Fotos: Cortesía de la Embajada de los Estados Unidos
Jonathan Hoard reveló una personalidad fascinante. Más allá de su poderosa voz, sus bailes o su carisma indiscutible, fuimos testigos de una estrella que decidió, para fortuna nuestra, brillar dentro de una constelación. No solo preparó un concierto pensado especialmente para el público cubano, nos regaló además —cabe decir que las entradas fueron entregadas sin costo alguno—, el arte de un conjunto de jóvenes mujeres tan fascinantes como él. En esto radica, a mi ver, la maestría verdadera de Hoard, en la intención de compartir con esta Isla mucho más que su propio talento.

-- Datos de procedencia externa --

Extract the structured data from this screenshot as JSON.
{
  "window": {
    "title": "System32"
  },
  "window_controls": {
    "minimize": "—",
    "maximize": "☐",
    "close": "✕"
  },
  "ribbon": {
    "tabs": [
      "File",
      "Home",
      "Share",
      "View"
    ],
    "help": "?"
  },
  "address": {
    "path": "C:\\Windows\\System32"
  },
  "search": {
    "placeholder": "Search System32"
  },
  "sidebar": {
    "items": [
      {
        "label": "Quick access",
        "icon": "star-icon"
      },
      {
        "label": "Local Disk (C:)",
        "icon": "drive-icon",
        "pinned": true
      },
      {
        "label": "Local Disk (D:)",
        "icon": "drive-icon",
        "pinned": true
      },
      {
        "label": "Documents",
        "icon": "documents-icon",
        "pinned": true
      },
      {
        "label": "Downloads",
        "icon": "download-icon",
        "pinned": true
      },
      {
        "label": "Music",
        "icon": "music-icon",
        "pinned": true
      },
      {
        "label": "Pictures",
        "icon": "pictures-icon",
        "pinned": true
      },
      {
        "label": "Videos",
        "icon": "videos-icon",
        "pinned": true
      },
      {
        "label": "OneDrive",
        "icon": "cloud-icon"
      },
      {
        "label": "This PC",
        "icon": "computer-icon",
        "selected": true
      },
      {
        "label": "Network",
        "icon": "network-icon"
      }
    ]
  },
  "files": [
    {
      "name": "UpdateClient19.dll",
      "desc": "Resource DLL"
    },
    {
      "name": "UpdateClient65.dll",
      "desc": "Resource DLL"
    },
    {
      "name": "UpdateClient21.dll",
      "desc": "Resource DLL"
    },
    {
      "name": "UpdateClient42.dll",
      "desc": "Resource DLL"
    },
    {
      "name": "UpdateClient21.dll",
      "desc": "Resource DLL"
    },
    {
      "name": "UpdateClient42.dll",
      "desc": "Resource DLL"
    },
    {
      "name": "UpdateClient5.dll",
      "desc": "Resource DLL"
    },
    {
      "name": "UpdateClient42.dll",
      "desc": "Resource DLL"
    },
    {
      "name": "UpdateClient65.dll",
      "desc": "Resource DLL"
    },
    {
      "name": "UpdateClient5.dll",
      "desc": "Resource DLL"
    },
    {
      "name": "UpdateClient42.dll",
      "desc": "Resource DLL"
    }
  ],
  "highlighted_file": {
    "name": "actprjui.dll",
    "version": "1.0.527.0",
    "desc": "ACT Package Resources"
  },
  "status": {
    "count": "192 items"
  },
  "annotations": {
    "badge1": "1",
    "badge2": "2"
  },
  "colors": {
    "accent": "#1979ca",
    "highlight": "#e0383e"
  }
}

Fotos: Cortesía de la Embajada de los Estados Unidos
Quimbara Quimbara no fue el último tema de la noche, aunque tengo para mí en el recuerdo, su energía como conclusiva.
Podría decir, sin temor a la generalización, que el concierto superó nuestras expectativas, listas para el góspel, jazz, blues, soul y poco más, en caso de haber revisado por encima la carrera musical de J. Hoard antes del espectáculo. La conexión entre artistas y espectadores no se debió únicamente a la interpretación de temas más o menos conocidos o cercanos a nuestra cultura, tuvo que ver también con la expresión de un sentir que tenemos las comunidades y naciones afrodescendientes, herederas de la crudeza de la esclavitud: el refugio que encontramos siempre en la libertad de la música.